Recently, a rumor has been circulating [remember, you heard it here first -Ed.] that a remarkable new, 256 character ASCII symbology, based on Channel Code, has been developed to address specific issues within the European Community (EC).
Channel Code is a niche symbology developed by Andy Longacre and Ted Williams that encodes numeric strings in a single bar code character for extremely dense packing of all-numeric data. Current versions are called Channel 1 through Channel 8. [Contrary to rumors in other, less reputable, publications, VHF Channels may not be forthcoming: see below -Ed.] Channel Code is so named because it was developed on a ferry crossing the English Channel.]
The new symbology, dubbed Cable Code, was developed on the same historic trip by not by members of the TSC. Cable Code was conceived by some hangers-on during a harrowing gondola ascent of a mountain at a ski resort in Brusseles. During the ascent, mechanical problems halted the car.
Anne Shortfield, Y. Normland, and Ted Williams (no, no, the ball player -Ed.) were stranded for hours while Belgian rescue workers hurled insults at them about the Electronic Digital Organizers they carried.
"At least, that's what I think they were doing," Normland reported. "There we were, dangling precariously dozens of centimeters above the ground and all these fools could do was shout 'EDO, EDO'." [Oddly enough, that sounds a lot like the French word for "idiot," but we weren't there so who's to say? -Ed.]
While waiting for rescuers to find a stepstool, these individuals developed Cable Code, so named -- you guessed it -- because it was sketched out on the back of a telegram. Cable Code is designed to address specific issues faced by European standards groups.
In addition to multi-lingual capabilities using a single character set, Cable Code's major feature is its bidirectional decodability.
Scanned left-to-right, Cable Code yields English output, right-to-left scanning outputs French. A stacked version of this version, scanned bottom-to-top or top-to-bottom, is designed to tackle the French/Flemish problem. [There is absolutely no truth to the rumor that, when coupled with a voice synthesizer, scanning the symbol upside-down produces data with an Australian accent. According to our sources, it's the other way around -Ed.]
A more highly convoluted stacked version, scanned with significant amounts of skew so that only fragments of a complete line is captured, is intended for encodation government regulations. While the technical issues of providing both bureaucratese and normal text output have been worked out, one hurdle remains: determining what the regulations mean in the first place.

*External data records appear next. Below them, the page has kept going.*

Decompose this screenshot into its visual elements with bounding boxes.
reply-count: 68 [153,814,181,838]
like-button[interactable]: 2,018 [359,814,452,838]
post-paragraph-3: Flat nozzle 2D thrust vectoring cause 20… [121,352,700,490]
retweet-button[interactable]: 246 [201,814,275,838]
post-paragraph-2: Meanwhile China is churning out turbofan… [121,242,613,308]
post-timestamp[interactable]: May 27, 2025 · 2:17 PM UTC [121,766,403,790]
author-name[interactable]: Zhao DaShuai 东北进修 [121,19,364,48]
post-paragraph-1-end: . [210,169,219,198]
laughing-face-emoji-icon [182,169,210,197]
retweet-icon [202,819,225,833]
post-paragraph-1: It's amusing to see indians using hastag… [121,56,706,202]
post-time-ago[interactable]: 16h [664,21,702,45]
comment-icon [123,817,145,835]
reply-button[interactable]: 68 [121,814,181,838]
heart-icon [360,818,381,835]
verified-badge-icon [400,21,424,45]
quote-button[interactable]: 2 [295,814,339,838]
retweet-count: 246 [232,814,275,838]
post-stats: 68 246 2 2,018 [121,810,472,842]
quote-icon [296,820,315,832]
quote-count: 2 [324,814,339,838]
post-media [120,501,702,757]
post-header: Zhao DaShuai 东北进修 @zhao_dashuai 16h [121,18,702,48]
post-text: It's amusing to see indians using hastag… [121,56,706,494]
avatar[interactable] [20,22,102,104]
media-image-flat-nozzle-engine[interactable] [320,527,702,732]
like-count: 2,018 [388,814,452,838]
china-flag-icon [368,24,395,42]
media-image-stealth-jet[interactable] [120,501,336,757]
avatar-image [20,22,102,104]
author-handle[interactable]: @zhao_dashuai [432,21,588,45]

The alleged inventors deny having submitted the symbology to AIM for consideration as an Uninformed Symbology Educational Document (USED) or to CEN as a potential PrAM (Premature Symbology Announcement) [we're told this acronym makes sense in French - Ed.]
Comment: it's a sad day when significant new symbologies are not submitted to these respected symbology standards groups: the world needs more USED/PrAMS.